Writing is the language of ideas and the spirit
I’m working with award winning Georgian writer Mikho Mosulishvili. This is an interesting and an amazing experience as we are working with roughly translated text which was originally written in Georgian. I am then editing the work then going back to him to check that I’ve understood what he is trying to say. The reason we are engaged in this collaborative exercise is that I really enjoy his use of language.
For example here is part of one of his ‘miniatures’ below.
This is the first one that caught my eye and is just on 220 words long:
Lady with Poppies
A twenty-year-old girl with an excited appearance is walking in the room which is lit in a very low light of the lamp light. The nervous paintings on the walls and the sound of rain coming in from the street create a specific feeling of comfort. The girl is a painter. She is trying to take her eyes off the guest – a writer, and thinks that taking too many drugs overdosing is the best way of suicide. “One will leave this world without pain,” she says.
Which became this…
Lady with Poppies
A twenty-year-old girl walks into the room which is lit by low light from the lamp on the stand in the corner. There are paintings on the walls and the gentle sound of rain coming in from the street creates a feeling of comfort. The girl is a painter. She is trying to take her eyes off the guest – a writer. As she looks at him she thinks out loud that the best way of suicide is to overdose on drugs.
“One will leave this world without pain,” she says….
(used with permission from Mikho Mosulishvili).
I loved this prose and as we continue to work on putting these stories together I become excited by the insights I gain. It is also something I have never done before and would never have dared attempt once. But Mikho is patient and explains what he is trying to say. I believe we are working on a unique piece of writing that will add a unique and wonderful dimension to The Story Mint’s collection of publications.

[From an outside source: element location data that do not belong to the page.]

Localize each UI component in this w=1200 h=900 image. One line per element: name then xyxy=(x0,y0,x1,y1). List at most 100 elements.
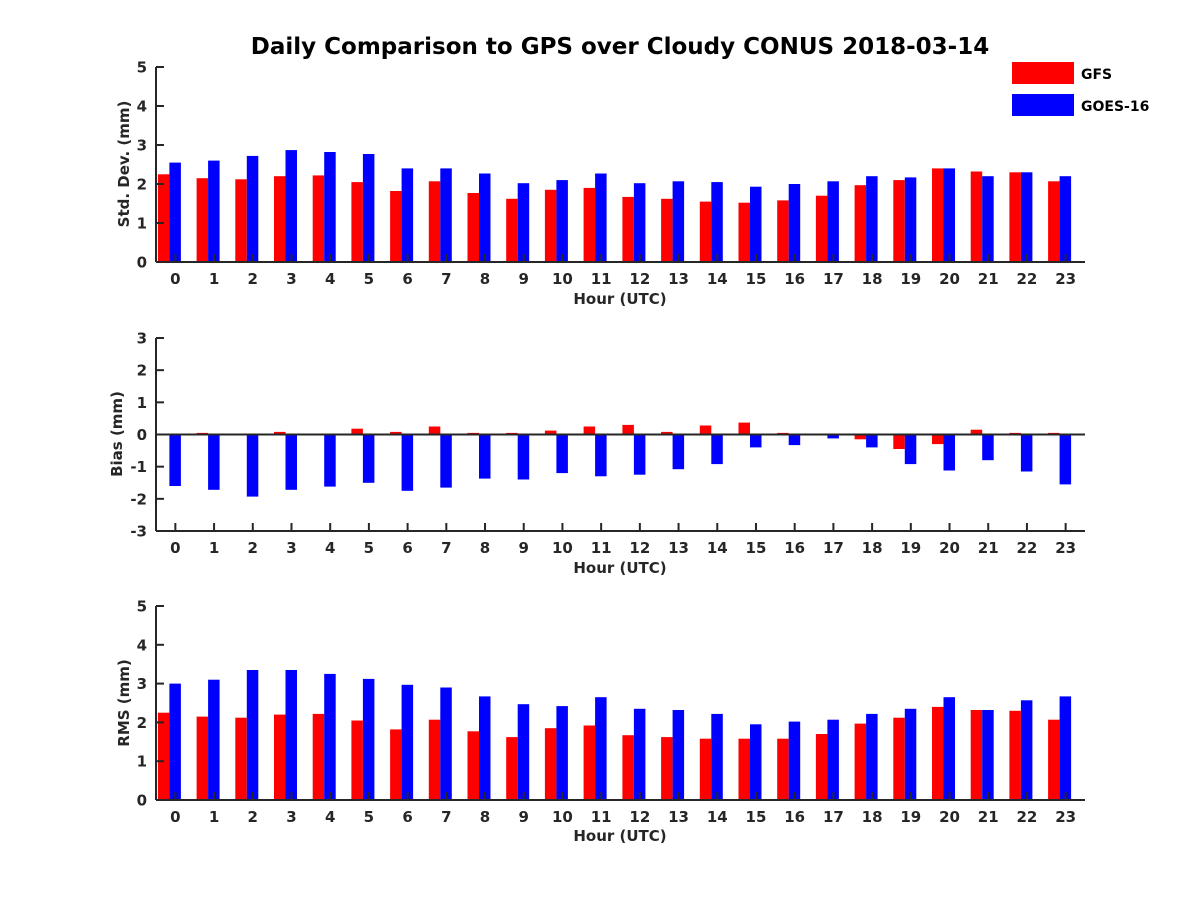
bias-ytick-label: 3 xyxy=(137,330,147,348)
bias-bar-goes16-7 xyxy=(440,434,452,488)
rms-bar-gfs-5 xyxy=(351,720,363,800)
std-dev-bar-goes16-14 xyxy=(711,182,723,262)
std-dev-bar-goes16-19 xyxy=(904,177,917,262)
std-dev-bar-goes16-3 xyxy=(285,150,297,262)
bias-xtick-label: 5 xyxy=(364,539,374,557)
rms-bar-gfs-16 xyxy=(777,738,789,800)
bias-bar-gfs-21 xyxy=(970,429,983,435)
std-dev-xtick-label: 20 xyxy=(939,270,960,288)
bias-bar-goes16-18 xyxy=(866,434,878,448)
rms-bar-goes16-2 xyxy=(246,670,259,800)
bias-bar-goes16-5 xyxy=(362,434,375,483)
bias-xtick-label: 14 xyxy=(707,539,728,557)
legend-label-gfs: GFS xyxy=(1081,67,1112,83)
bias-xtick-label: 18 xyxy=(862,539,883,557)
rms-bar-gfs-0 xyxy=(157,712,170,800)
bias-bar-gfs-6 xyxy=(390,431,402,435)
std-dev-bar-gfs-17 xyxy=(815,195,828,262)
std-dev-xtick-label: 13 xyxy=(668,270,689,288)
rms-bar-goes16-5 xyxy=(362,678,375,800)
std-dev-xtick-label: 5 xyxy=(364,270,374,288)
std-dev-bar-gfs-5 xyxy=(351,182,363,262)
bias-xtick-label: 17 xyxy=(823,539,844,557)
rms-xtick-label: 7 xyxy=(441,808,451,826)
bias-bar-goes16-16 xyxy=(788,434,801,446)
std-dev-bar-goes16-4 xyxy=(324,152,336,262)
std-dev-bar-gfs-3 xyxy=(274,176,286,262)
bias-bar-gfs-11 xyxy=(583,426,596,435)
std-dev-xtick-label: 14 xyxy=(707,270,728,288)
rms-bar-goes16-13 xyxy=(672,710,685,800)
std-dev-bar-goes16-1 xyxy=(208,160,220,262)
rms-bar-gfs-3 xyxy=(274,714,286,800)
std-dev-xtick-label: 8 xyxy=(480,270,490,288)
rms-xtick-label: 11 xyxy=(591,808,612,826)
rms-xtick-label: 5 xyxy=(364,808,374,826)
rms-xtick-label: 18 xyxy=(862,808,883,826)
rms-xtick-label: 3 xyxy=(286,808,296,826)
std-dev-xtick-label: 21 xyxy=(978,270,999,288)
rms-xtick-label: 15 xyxy=(746,808,767,826)
rms-bar-goes16-16 xyxy=(788,721,801,800)
std-dev-bar-goes16-10 xyxy=(556,180,568,262)
rms-ytick-label: 2 xyxy=(137,714,147,732)
bias-xtick-label: 15 xyxy=(746,539,767,557)
bias-ylabel: Bias (mm) xyxy=(108,391,126,477)
std-dev-xtick-label: 15 xyxy=(746,270,767,288)
rms-xtick-label: 14 xyxy=(707,808,728,826)
std-dev-bar-gfs-9 xyxy=(506,198,518,262)
std-dev-bar-gfs-11 xyxy=(583,187,596,262)
bias-ytick-label: -1 xyxy=(130,458,147,476)
rms-bar-goes16-1 xyxy=(208,679,220,800)
std-dev-bar-goes16-15 xyxy=(750,186,762,262)
bias-ytick-label: -2 xyxy=(130,490,147,508)
rms-xtick-label: 16 xyxy=(784,808,805,826)
bias-bar-gfs-12 xyxy=(622,424,634,435)
std-dev-xtick-label: 7 xyxy=(441,270,451,288)
rms-ytick-label: 3 xyxy=(137,675,147,693)
rms-xtick-label: 23 xyxy=(1055,808,1076,826)
std-dev-bar-goes16-13 xyxy=(672,181,685,262)
rms-bar-goes16-21 xyxy=(982,710,994,800)
bias-xtick-label: 6 xyxy=(402,539,412,557)
bias-xtick-label: 12 xyxy=(629,539,650,557)
rms-bar-goes16-0 xyxy=(169,683,181,800)
bias-bar-goes16-13 xyxy=(672,434,685,470)
rms-ylabel: RMS (mm) xyxy=(115,659,133,746)
std-dev-bar-goes16-22 xyxy=(1020,172,1033,262)
std-dev-bar-gfs-14 xyxy=(699,201,712,262)
std-dev-bar-gfs-1 xyxy=(196,178,209,262)
std-dev-ylabel: Std. Dev. (mm) xyxy=(115,101,133,228)
bias-bar-goes16-8 xyxy=(479,434,491,479)
rms-bar-goes16-17 xyxy=(827,719,839,800)
rms-bar-goes16-14 xyxy=(711,713,723,800)
std-dev-bar-gfs-18 xyxy=(854,185,867,262)
rms-bar-gfs-18 xyxy=(854,723,867,800)
rms-xtick-label: 20 xyxy=(939,808,960,826)
std-dev-xtick-label: 2 xyxy=(248,270,258,288)
bias-ytick-label: 2 xyxy=(137,362,147,380)
rms-xtick-label: 19 xyxy=(900,808,921,826)
bias-xtick-label: 22 xyxy=(1017,539,1038,557)
std-dev-bar-goes16-21 xyxy=(982,176,994,262)
std-dev-bar-gfs-23 xyxy=(1048,181,1060,262)
rms-bar-gfs-7 xyxy=(428,719,441,800)
legend-label-goes16: GOES-16 xyxy=(1081,99,1149,115)
bias-xtick-label: 23 xyxy=(1055,539,1076,557)
rms-xtick-label: 0 xyxy=(170,808,180,826)
bias-bar-gfs-13 xyxy=(661,431,673,435)
std-dev-bar-goes16-5 xyxy=(362,154,375,262)
rms-bar-goes16-19 xyxy=(904,708,917,800)
std-dev-bar-gfs-20 xyxy=(932,168,944,262)
rms-bar-goes16-20 xyxy=(943,697,955,800)
rms-bar-gfs-6 xyxy=(390,729,402,800)
bias-xtick-label: 3 xyxy=(286,539,296,557)
bias-bar-goes16-19 xyxy=(904,434,917,465)
std-dev-bar-gfs-2 xyxy=(235,179,247,262)
bias-bar-gfs-10 xyxy=(544,430,557,435)
bias-bar-goes16-2 xyxy=(246,434,259,497)
std-dev-ytick-label: 0 xyxy=(137,254,147,272)
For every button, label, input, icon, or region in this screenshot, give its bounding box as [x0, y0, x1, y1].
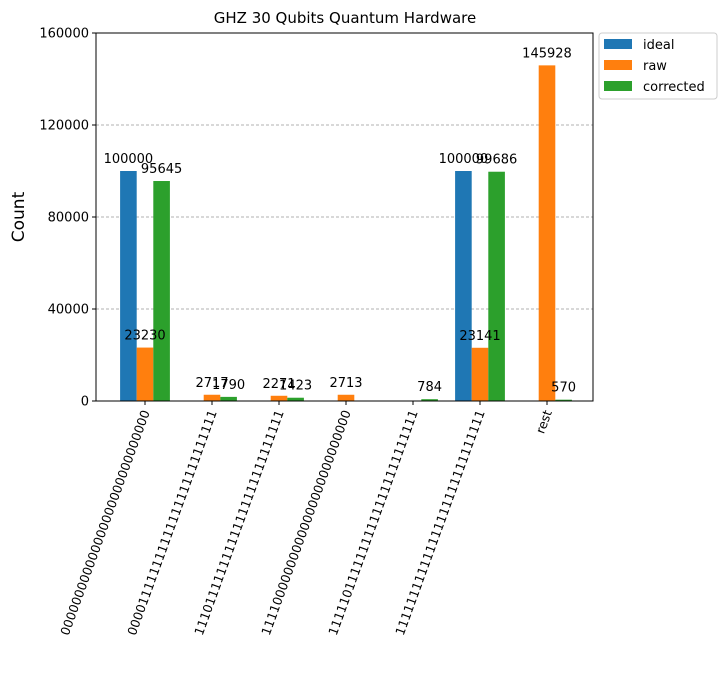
legend-label: raw [643, 59, 667, 74]
bar-value-label: 1423 [279, 379, 312, 394]
y-axis: 0 40000 80000 120000 160000 [39, 27, 96, 410]
bar-value-label: 784 [417, 380, 442, 395]
bar-value-label: 2717 [195, 376, 228, 391]
bar-corrected [220, 396, 237, 401]
legend-label: corrected [643, 80, 705, 95]
legend-swatch [604, 39, 632, 49]
bar-raw [203, 394, 221, 401]
bar-corrected [287, 397, 304, 401]
y-tick-label: 0 [81, 395, 89, 410]
bar-corrected [421, 399, 438, 401]
bar-value-label: 95645 [141, 162, 182, 177]
bar-value-label: 100000 [439, 152, 489, 167]
bar-ideal [455, 171, 472, 401]
bar-corrected [488, 171, 505, 401]
bar-corrected [153, 181, 170, 401]
bar-value-label: 2713 [329, 376, 362, 391]
y-tick-label: 80000 [48, 211, 89, 226]
x-tick-label: rest [533, 408, 555, 436]
bar-value-label: 99686 [476, 153, 517, 168]
y-tick-label: 120000 [39, 119, 89, 134]
y-tick-label: 40000 [48, 303, 89, 318]
bar-value-label: 100000 [104, 152, 154, 167]
legend: ideal raw corrected [598, 32, 718, 100]
bar-value-label: 1790 [212, 378, 245, 393]
y-axis-label: Count [9, 191, 29, 242]
bar-raw [136, 347, 154, 401]
bar-corrected [555, 399, 572, 401]
bar-value-label: 145928 [522, 46, 572, 61]
chart-title: GHZ 30 Qubits Quantum Hardware [214, 9, 476, 27]
bar-raw [337, 394, 355, 401]
legend-label: ideal [643, 38, 674, 53]
bar-raw [270, 395, 288, 401]
bar-value-label: 23141 [459, 329, 500, 344]
bar-raw [471, 347, 489, 401]
legend-swatch [604, 81, 632, 91]
bar-value-label: 23230 [124, 329, 165, 344]
bar-raw [538, 65, 556, 401]
x-axis: 0000000000000000000000000000000000111111… [57, 401, 555, 637]
bar-value-label: 2271 [262, 377, 295, 392]
data-labels: 100000 100000 23230 2717 2271 2713 23141 145928… [104, 46, 576, 395]
y-tick-label: 160000 [39, 27, 89, 42]
bar-ideal [120, 171, 137, 401]
legend-swatch [604, 60, 632, 70]
bar-value-label: 570 [551, 381, 576, 396]
bars [120, 65, 572, 401]
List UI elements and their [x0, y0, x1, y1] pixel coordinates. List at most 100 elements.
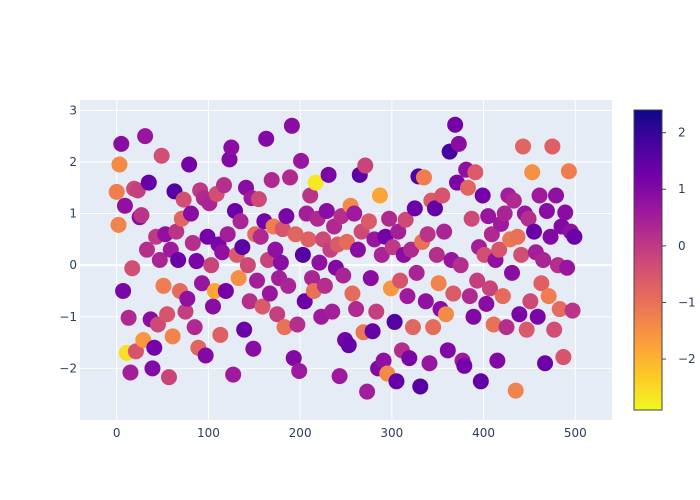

His work reminds of the Russian writers I have studied and loved and of the Rubaiyat of Omar Khayyam, which was translated by Fitzgerald. All tese novels are translations and I have often wondered what we miss when a piece of writing is taken from one language to another.
I hope that as Mikho and I work together we capture Mikho’s intention and the spirit of his writing. That is certainly my aim.
By the way, these blogs are now public. I could see no advantage in continuing to keep them private now that we are getting so close to launching The Story Mint.